Meg sintió que iba a desmayarse.

– Gra… gracias, senador -balbució.

– Si hay algo que pueda hacer por usted, llame a mi secretaria y ella me lo hará saber. Estoy seguro de que éstas van a ser unas navidades muy felices para ustedes.

Colgó. En cuanto Meg dejó el teléfono, este sonó je nuevo. Kon le lanzó una mirada inquisitiva cuando ella volvió a descolgar. Aclarándose la garganta, contestó:

– ¿Diga?

– ¡Hola!

Meg cerró los ojos.

– Hola, Ted.

– ¡Eh! ¿Qué te pasa? Estás rara.

Meg se acarició la nuca con la mano que tenía libre y se metió en el cuarto de estar, tanto como le permitía el cable del teléfono, para escapar a miradas y oídos indiscretos.

– Creo que algo me ha sentado mal.

Aunque Kon no hubiera puesto su vida del revés, se habría inventado cualquier excusa para no salir con Ted. No le importaba comer con él de vez en cuando, pero eso era todo. Ted no le interesaba. En realidad, ningún hombre le interesaba.

– Lo siento. Iba a preguntarte si Anna y tú queréis venir a patinar conmigo al parque esta tarde. Luego, podríamos cenar en algún sitio.

Trataba de ganársela incluyendo a Anna en el plan.

– Quizás en otra ocasión, cuando me encuentre mejor -mintió ella.

– De acuerdo -contestó él, contrariado-. Entonces, nos vemos en la oficina.

– Sí. Allí estaré mañana. Creo que lo único que necesito es un poco de descanso. Gracias por llamar.

Consciente de que parecía nerviosa, se despidió y colgó el teléfono.

– Ted Jenkins, vendedor del año en Strong Motors -dijo Kon, azuzándola-. Treinta años. Divorciado. Frustrado porque no tiene una relación contigo, ni nunca la tendrá. ¿Por qué no te tomas el desayuno mientras yo ayudo a Anna a ponerse la ropa de nieve? Después nos iremos.

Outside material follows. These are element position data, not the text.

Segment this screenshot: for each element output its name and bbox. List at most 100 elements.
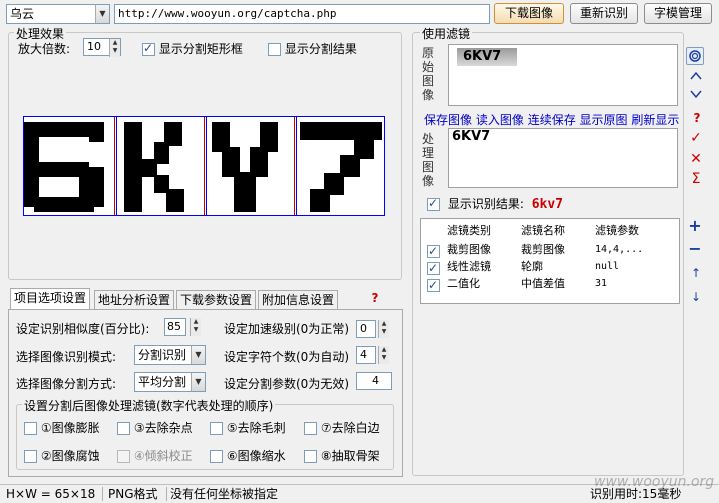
post-option-trim-white[interactable]: ⑦去除白边	[304, 419, 380, 436]
split-method-select[interactable]: 平均分割 ▼	[134, 372, 206, 392]
option-checkbox[interactable]	[117, 422, 130, 435]
recognition-result: 6kv7	[531, 197, 564, 212]
chevron-down-icon: ▼	[191, 346, 205, 364]
show-boxes-label: 显示分割矩形框	[158, 42, 243, 56]
show-split-result-label: 显示分割结果	[284, 42, 357, 56]
row-params: 31	[595, 278, 608, 289]
watermark-text: www.wooyun.org	[594, 474, 715, 490]
option-label: ⑥图像缩水	[226, 449, 286, 463]
arrow-up-icon[interactable]: ↑	[689, 266, 703, 280]
tab-extra-info[interactable]: 附加信息设置	[258, 290, 339, 310]
post-option-dilate[interactable]: ①图像膨胀	[24, 419, 100, 436]
option-checkbox[interactable]	[304, 422, 317, 435]
site-select[interactable]: 乌云 ▼	[6, 4, 110, 24]
chevron-down-icon: ▼	[95, 5, 109, 23]
option-checkbox[interactable]	[24, 422, 37, 435]
row-name: 裁剪图像	[521, 243, 565, 256]
show-recognition-option[interactable]: 显示识别结果: 6kv7	[427, 195, 563, 212]
chevron-up-icon[interactable]	[689, 70, 703, 85]
option-label: ⑦去除白边	[320, 421, 380, 435]
row-checkbox[interactable]	[427, 243, 440, 259]
spin-arrows-icon[interactable]: ▲ ▼	[378, 320, 389, 338]
split-param-value: 4	[372, 374, 379, 387]
processed-captcha: 6KV7	[452, 129, 491, 144]
save-image-link[interactable]: 保存图像	[424, 113, 472, 127]
option-checkbox	[117, 450, 130, 463]
continuous-save-link[interactable]: 连续保存	[528, 113, 576, 127]
post-option-denoise[interactable]: ③去除杂点	[117, 419, 193, 436]
option-checkbox[interactable]	[210, 422, 223, 435]
processed-image-label: 处理图像	[422, 132, 435, 188]
post-option-deburr[interactable]: ⑤去除毛刺	[210, 419, 286, 436]
minus-icon[interactable]: −	[688, 241, 702, 257]
arrow-down-icon[interactable]: ↓	[689, 290, 703, 304]
show-recognition-checkbox[interactable]	[427, 196, 440, 211]
split-param-label: 设定分割参数(0为无效)	[224, 377, 349, 391]
row-category: 裁剪图像	[447, 243, 491, 256]
help-icon[interactable]: ?	[368, 291, 382, 305]
chevron-down-icon: ▼	[191, 373, 205, 391]
accel-input[interactable]: 0	[356, 320, 376, 338]
char-count-input[interactable]: 4	[356, 346, 376, 364]
url-input[interactable]: http://www.wooyun.org/captcha.php	[114, 4, 490, 24]
captcha-pixels	[24, 117, 382, 215]
option-label: ⑧抽取骨架	[320, 449, 380, 463]
show-split-result-option[interactable]: 显示分割结果	[268, 40, 357, 57]
table-row[interactable]: 二值化 中值差值 31	[421, 276, 679, 293]
row-params: null	[595, 261, 620, 272]
similarity-label: 设定识别相似度(百分比):	[16, 322, 150, 336]
tab-download-params[interactable]: 下载参数设置	[176, 290, 257, 310]
post-option-shrink[interactable]: ⑥图像缩水	[210, 447, 286, 464]
download-image-button[interactable]: 下载图像	[494, 3, 564, 24]
table-row[interactable]: 线性滤镜 轮廓 null	[421, 259, 679, 276]
font-library-button[interactable]: 字模管理	[644, 3, 712, 24]
filter-table-header: 滤镜类别 滤镜名称 滤镜参数	[421, 223, 679, 239]
show-split-result-checkbox[interactable]	[268, 43, 281, 56]
row-checkbox[interactable]	[427, 260, 440, 276]
post-option-deskew: ④倾斜校正	[117, 447, 193, 464]
spin-arrows-icon[interactable]: ▲ ▼	[109, 39, 120, 57]
reidentify-button[interactable]: 重新识别	[570, 3, 638, 24]
filter-table[interactable]: 滤镜类别 滤镜名称 滤镜参数 裁剪图像 裁剪图像 14,4,... 线性滤镜 轮…	[420, 218, 680, 304]
post-option-erode[interactable]: ②图像腐蚀	[24, 447, 100, 464]
option-label: ③去除杂点	[133, 421, 193, 435]
load-image-link[interactable]: 读入图像	[476, 113, 524, 127]
status-message: 没有任何坐标被指定	[170, 487, 279, 501]
show-boxes-checkbox[interactable]	[142, 41, 155, 56]
table-row[interactable]: 裁剪图像 裁剪图像 14,4,...	[421, 242, 679, 259]
mode-value: 分割识别	[138, 348, 187, 362]
chevron-down-icon[interactable]	[689, 88, 703, 103]
similarity-value: 85	[167, 320, 181, 333]
spin-arrows-icon[interactable]: ▲ ▼	[190, 318, 201, 336]
sigma-icon[interactable]: Σ	[689, 172, 703, 186]
checkmark-icon[interactable]: ✓	[689, 131, 703, 145]
split-method-label: 选择图像分割方式:	[16, 377, 117, 391]
show-original-link[interactable]: 显示原图	[580, 113, 628, 127]
refresh-display-link[interactable]: 刷新显示	[631, 113, 679, 127]
plus-icon[interactable]: +	[688, 218, 702, 234]
status-divider	[102, 487, 103, 501]
spin-arrows-icon[interactable]: ▲ ▼	[378, 346, 389, 364]
char-count-value: 4	[360, 348, 367, 361]
ring-icon[interactable]	[686, 47, 704, 65]
similarity-input[interactable]: 85	[164, 318, 186, 336]
help-icon[interactable]: ?	[690, 111, 704, 125]
option-checkbox[interactable]	[24, 450, 37, 463]
close-icon[interactable]: ✕	[689, 152, 703, 166]
watermark: www.wooyun.org	[594, 474, 714, 490]
row-category: 线性滤镜	[447, 260, 491, 273]
header-category: 滤镜类别	[447, 224, 491, 237]
tab-project-options[interactable]: 项目选项设置	[10, 288, 91, 310]
status-divider	[166, 487, 167, 501]
option-checkbox[interactable]	[304, 450, 317, 463]
split-param-input[interactable]: 4	[356, 372, 392, 390]
original-image-box: 6KV7	[448, 44, 678, 106]
zoom-spinner[interactable]: 10 ▲ ▼	[83, 38, 121, 57]
show-boxes-option[interactable]: 显示分割矩形框	[142, 40, 243, 57]
tab-address-analysis[interactable]: 地址分析设置	[94, 290, 175, 310]
original-image-label: 原始图像	[422, 46, 435, 102]
option-checkbox[interactable]	[210, 450, 223, 463]
row-checkbox[interactable]	[427, 277, 440, 293]
mode-select[interactable]: 分割识别 ▼	[134, 345, 206, 365]
post-option-skeleton[interactable]: ⑧抽取骨架	[304, 447, 380, 464]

– ¿Cómo es que lo conoces?

– Como cualquier hombre enamorado, quise saber si tenía algún rival serio. Walter Bowman fue a Strong Motors con el pretexto de comprar un coche deportivo. Ted Jenkins acabó llevándolo a probar el coche y, al final del paseo, Walter sabía lo suficiente para darme la información que necesitaba.

En circunstancias normales, Meg se habría sentido halagada. Pero nada en su relación era normal.

Sin embargo, en parte aquello le gustó. Y eso significaba que estaba volviendo a ocurrir… Olvidándose de la tostada fría que había sobre la mesa de la cocina, se fue a la habitación. Tenía que apartarse de la mirada escrutadora de Kon. Temía que él descubriera el poder que todavía ejercía sobre ella. Lo más sensato sería fingir que le seguía el juego, por el bien de Anna.

La niña estaba empeñada en ir a ver dónde vivía su padre. Una vez que hubiera satisfecho su curiosidad, Meg le diría a Kon que tendría que hablar con su abogado si quería seguir viendo a Anna después de aquel día. Cualquier visita posterior tendría que ser en presencia de Meg.

No importaba que, de alguna forma, él se hubiera ganado la confianza del senador Strickland. Kon no estaba por encima de la ley.